The winners of my boyhood have become the bloated incumbents of my
middle age. The innovative energy has passed to the crypto bros,
leaving the established banks and their friends in Washington
scrambling to make the barriers to competition even higher. If
cryptocurrency is indeed the internet of money, then we are still at
quite an early stage of its development. Restrictive regulation in the
mid 1990s might have strangled in its infancy the commercialization of
the world wide web. Restrictive regulation of crypto could turn out to
be a very expensive mistake.

I feel in my bones that trying to compete with China to build the best
central bank digital currency is a mug’s game.
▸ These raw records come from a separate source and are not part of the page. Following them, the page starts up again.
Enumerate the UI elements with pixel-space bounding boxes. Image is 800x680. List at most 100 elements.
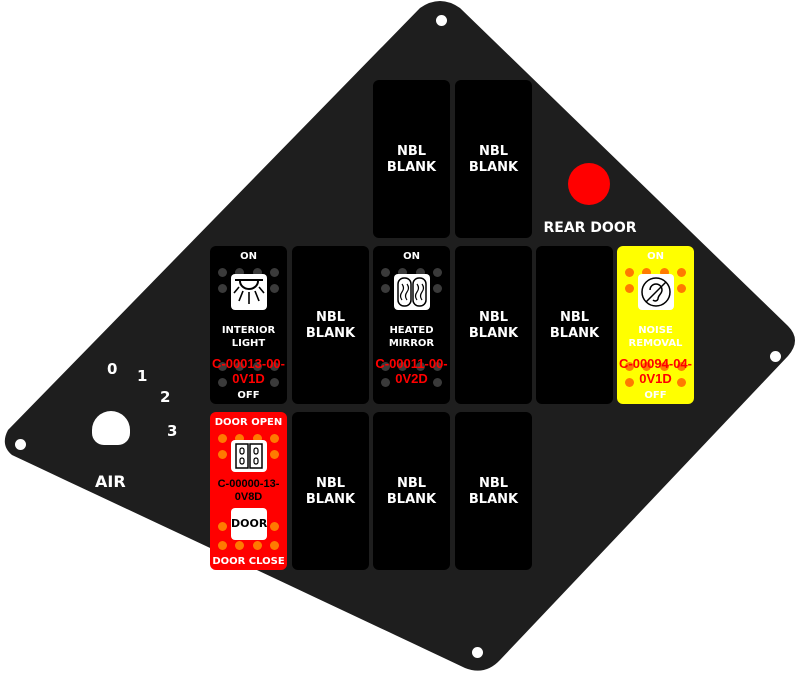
led-dot bbox=[676, 268, 686, 277]
air-knob[interactable] bbox=[92, 411, 130, 445]
knob-position-3: 3 bbox=[167, 422, 178, 440]
mounting-hole bbox=[472, 647, 483, 658]
switch-group bbox=[625, 362, 686, 371]
switch-group: C-00013-00-0V1D bbox=[200, 356, 297, 386]
led-dot bbox=[398, 268, 408, 277]
door-switch[interactable]: DOOR OPEN C-00000-13-0V8D DOOR DOOR CLOS… bbox=[210, 412, 287, 570]
led-dot bbox=[676, 378, 686, 387]
blank-line1: NBL bbox=[396, 144, 427, 159]
off-label: OFF bbox=[237, 390, 260, 401]
led-dot bbox=[676, 284, 686, 293]
knob-position-2: 2 bbox=[160, 388, 171, 406]
switch-group bbox=[381, 378, 442, 387]
part-code-suffix: 0V8D bbox=[234, 491, 263, 503]
led-dot bbox=[381, 378, 390, 387]
led-dot bbox=[218, 268, 227, 277]
led-dot bbox=[625, 284, 634, 293]
led-dot bbox=[269, 434, 279, 443]
name-line1: HEATED bbox=[389, 325, 434, 336]
blank-line1: NBL bbox=[559, 310, 590, 325]
led-dot bbox=[676, 362, 686, 371]
switch-group bbox=[218, 284, 279, 293]
hearing-off-icon bbox=[638, 274, 674, 310]
switch-group bbox=[625, 284, 686, 293]
led-dot bbox=[235, 362, 245, 371]
blank-line1: NBL bbox=[396, 476, 427, 491]
knob-position-0: 0 bbox=[107, 360, 118, 378]
rear-door-label: REAR DOOR bbox=[543, 220, 637, 236]
led-dot bbox=[235, 268, 245, 277]
off-label: OFF bbox=[644, 390, 667, 401]
led-dot bbox=[625, 268, 634, 277]
switch-group bbox=[381, 362, 442, 371]
door-button-label: DOOR bbox=[231, 508, 267, 540]
on-label: ON bbox=[403, 251, 420, 262]
led-dot bbox=[659, 362, 669, 371]
led-dot bbox=[659, 268, 669, 277]
led-dot bbox=[218, 434, 227, 443]
part-code-suffix: 0V1D bbox=[232, 371, 265, 386]
led-dot bbox=[432, 378, 442, 387]
blank-line2: BLANK bbox=[386, 160, 437, 175]
switch-group bbox=[218, 541, 279, 550]
led-dot bbox=[269, 362, 279, 371]
on-label: ON bbox=[240, 251, 257, 262]
blank-line1: NBL bbox=[478, 476, 509, 491]
name-line2: LIGHT bbox=[231, 338, 266, 349]
switch-group: C-00000-13-0V8D bbox=[200, 478, 297, 504]
led-dot bbox=[625, 378, 634, 387]
door-icon bbox=[231, 440, 267, 472]
part-code: C-00011-00- bbox=[375, 356, 448, 371]
led-dot bbox=[381, 268, 390, 277]
rear-door-indicator[interactable] bbox=[568, 163, 610, 205]
led-dot bbox=[432, 362, 442, 371]
door-close-label: DOOR CLOSE bbox=[212, 556, 285, 567]
switch-group bbox=[381, 268, 442, 277]
led-dot bbox=[218, 522, 227, 531]
mounting-hole bbox=[770, 351, 781, 362]
switch-group: C-00094-04-0V1D bbox=[607, 356, 704, 386]
blank-line2: BLANK bbox=[549, 326, 600, 341]
on-label: ON bbox=[647, 251, 664, 262]
blank-line1: NBL bbox=[478, 144, 509, 159]
name-line1: INTERIOR bbox=[221, 325, 276, 336]
led-dot bbox=[218, 541, 227, 550]
led-dot bbox=[235, 541, 245, 550]
part-code-suffix: 0V1D bbox=[639, 371, 672, 386]
led-dot bbox=[252, 362, 262, 371]
knob-position-1: 1 bbox=[137, 367, 148, 385]
led-dot bbox=[269, 450, 279, 459]
switch-group bbox=[218, 522, 279, 531]
blank-line2: BLANK bbox=[305, 326, 356, 341]
switch-group bbox=[218, 268, 279, 277]
led-dot bbox=[218, 450, 227, 459]
blank-line2: BLANK bbox=[468, 326, 519, 341]
led-dot bbox=[252, 541, 262, 550]
mounting-hole bbox=[15, 439, 26, 450]
switch-group: C-00011-00-0V2D bbox=[363, 356, 460, 386]
blank-line2: BLANK bbox=[386, 492, 437, 507]
blank-line2: BLANK bbox=[468, 160, 519, 175]
heated-mirror-icon bbox=[394, 274, 430, 310]
led-dot bbox=[415, 268, 425, 277]
switch-group bbox=[625, 378, 686, 387]
switch-group: INTERIOR LIGHT bbox=[210, 324, 287, 350]
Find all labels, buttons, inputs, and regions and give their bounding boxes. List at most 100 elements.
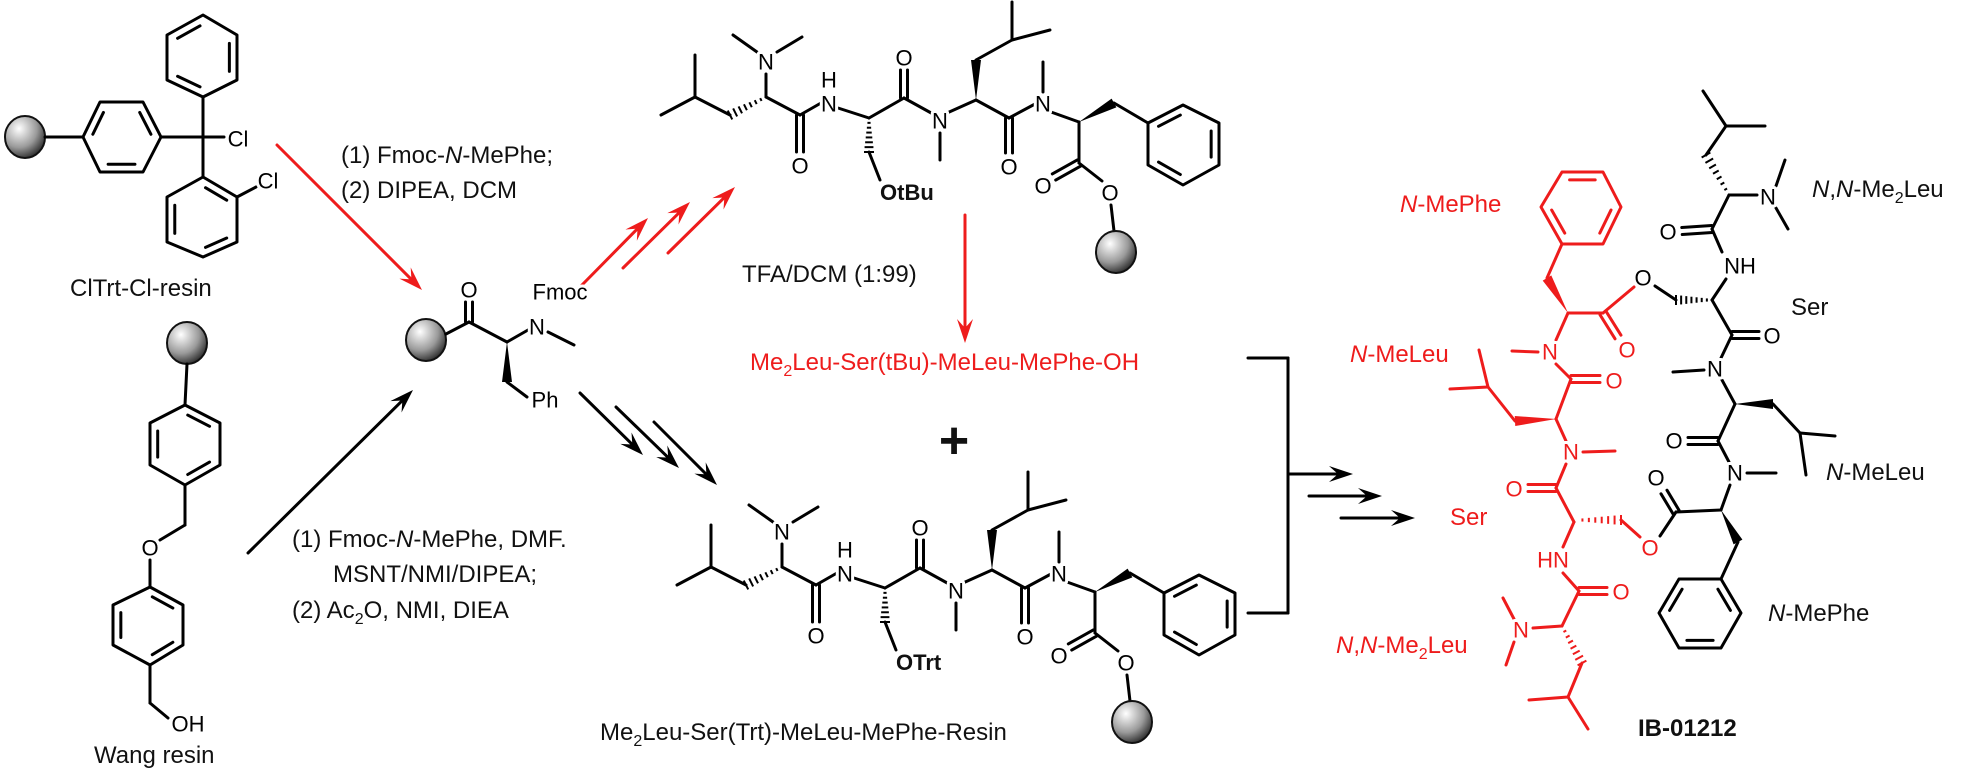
- wedge-bond: [971, 60, 981, 100]
- atom-label-o: O: [1659, 220, 1676, 245]
- single-bond: [1704, 124, 1728, 157]
- atom-label-o: O: [1612, 580, 1629, 605]
- reaction-arrow: [694, 462, 717, 485]
- single-bond: [1668, 587, 1684, 612]
- benzene-ring: [165, 13, 239, 99]
- single-bond: [902, 96, 935, 116]
- single-bond: [614, 405, 672, 462]
- benzene-ring: [1657, 577, 1743, 650]
- hash-bond: [742, 580, 750, 590]
- residue-label-meleu-red: N-MeLeu: [1350, 341, 1449, 368]
- atom-label-o: O: [1641, 536, 1658, 561]
- single-bond: [1050, 158, 1079, 176]
- single-bond: [1561, 520, 1576, 549]
- residue-label-ser-red: Ser: [1450, 504, 1487, 531]
- single-bond: [918, 566, 951, 586]
- wang-condition-line3: (2) Ac2O, NMI, DIEA: [292, 597, 509, 628]
- atom-label-o: O: [791, 154, 808, 179]
- wedge-bond: [1542, 275, 1568, 313]
- single-bond: [275, 143, 416, 284]
- product-name: IB-01212: [1638, 715, 1737, 742]
- hash-bond: [759, 573, 764, 581]
- single-bond: [990, 508, 1030, 532]
- single-bond: [1531, 624, 1564, 630]
- hash-bond: [769, 569, 774, 575]
- single-bond: [1671, 368, 1706, 374]
- single-bond: [505, 380, 529, 399]
- atom-label-oh: OH: [172, 712, 205, 737]
- benzene-ring: [1539, 170, 1623, 246]
- single-bond: [1554, 462, 1568, 490]
- residue-label-ser-black: Ser: [1791, 294, 1828, 321]
- single-bond: [1066, 628, 1095, 646]
- single-bond: [731, 33, 759, 54]
- residue-label-meleu-black: N-MeLeu: [1826, 459, 1925, 486]
- atom-label-n: N: [758, 50, 774, 75]
- single-bond: [867, 96, 906, 120]
- single-bond: [546, 330, 576, 347]
- reaction-arrow: [957, 319, 973, 343]
- single-bond: [1659, 492, 1675, 516]
- single-bond: [1561, 571, 1581, 593]
- single-bond: [666, 193, 728, 255]
- atom-label-h: H: [821, 68, 837, 93]
- fragment-resin-label: Me2Leu-Ser(Trt)-MeLeu-MePhe-Resin: [600, 719, 1007, 750]
- single-bond: [814, 571, 839, 587]
- residue-label-mephe-red: N-MePhe: [1400, 191, 1501, 218]
- single-bond: [791, 505, 820, 524]
- single-bond: [1065, 580, 1097, 594]
- atom-label-nh: NH: [1724, 254, 1756, 279]
- single-bond: [578, 225, 642, 289]
- single-bond: [578, 391, 636, 449]
- cleavage-condition: TFA/DCM (1:99): [742, 261, 917, 288]
- cltrt-resin-label: ClTrt-Cl-resin: [70, 275, 212, 302]
- single-bond: [1619, 518, 1642, 539]
- single-bond: [659, 95, 697, 117]
- atom-label-n: N: [1760, 185, 1776, 210]
- wedge-bond: [1095, 568, 1133, 592]
- single-bond: [467, 320, 509, 344]
- atom-label-n: N: [932, 109, 948, 134]
- hash-bond: [1704, 157, 1714, 164]
- single-bond: [1710, 277, 1728, 302]
- single-bond: [91, 110, 105, 136]
- single-bond: [1560, 589, 1581, 628]
- single-bond: [1173, 583, 1198, 598]
- hash-bond: [743, 103, 748, 111]
- hash-bond: [1565, 634, 1571, 639]
- single-bond: [186, 413, 212, 428]
- atom-label-o: O: [1000, 155, 1017, 180]
- single-bond: [1604, 309, 1623, 337]
- single-bond: [1716, 439, 1731, 464]
- single-bond: [1554, 486, 1576, 524]
- single-bond: [1023, 572, 1053, 590]
- single-bond: [1653, 284, 1678, 302]
- hash-bond: [748, 101, 753, 108]
- atom-label-n: N: [837, 562, 853, 587]
- hash-bond: [726, 110, 734, 120]
- atom-label-n: N: [774, 520, 790, 545]
- wang-condition-line2: MSNT/NMI/DIPEA;: [333, 561, 537, 588]
- wedge-bond: [502, 342, 512, 382]
- atom-label-n: N: [1051, 562, 1067, 587]
- hash-bond: [1572, 649, 1581, 656]
- wedge-bond: [987, 530, 997, 570]
- single-bond: [1049, 110, 1081, 124]
- single-bond: [1674, 508, 1723, 514]
- benzene-ring: [1146, 103, 1221, 187]
- hash-bond: [1701, 151, 1711, 159]
- single-bond: [1026, 498, 1068, 512]
- single-bond: [1527, 695, 1570, 702]
- atom-label-o: O: [1634, 266, 1651, 291]
- atom-label-cl: Cl: [228, 127, 249, 152]
- single-bond: [1157, 160, 1182, 176]
- single-bond: [1798, 431, 1808, 477]
- hash-bond: [737, 105, 743, 114]
- single-bond: [1077, 161, 1104, 183]
- single-bond: [1545, 242, 1564, 280]
- benzene-ring: [81, 100, 163, 174]
- single-bond: [945, 98, 978, 115]
- single-bond: [775, 35, 804, 54]
- atom-label-n: N: [821, 92, 837, 117]
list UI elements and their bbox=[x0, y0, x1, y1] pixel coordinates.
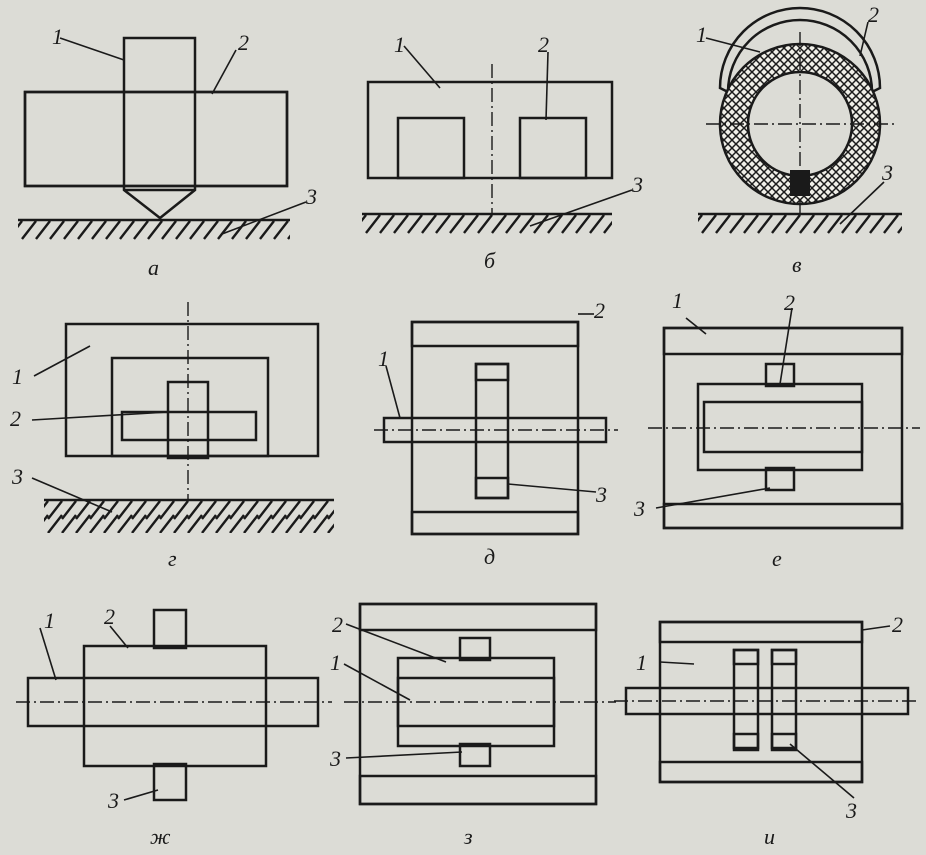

The American way is to
let innovation rip.

Avichal Garg of Electric Capital is right in thinking that the best
strategy to preserve the dominance of the dollar is precisely to
encourage the international adoption of dollar-linked stablecoins,
rather than to stamp them out.

As the internet of money grows, the dollar is well placed to be the
preferred global on- and off-ramp, connecting the nascent “metaverse”
to the physical world where we still pay our taxes in fiat.

If we have learned nothing else from the past half-century, it is
surely that the best way to win a race with totalitarian rivals is not
to copy them, but to out-innovate them.

Make the wrong decision at this historic turning point, and we shall
be interrupting a much bigger bonanza than Nixon did.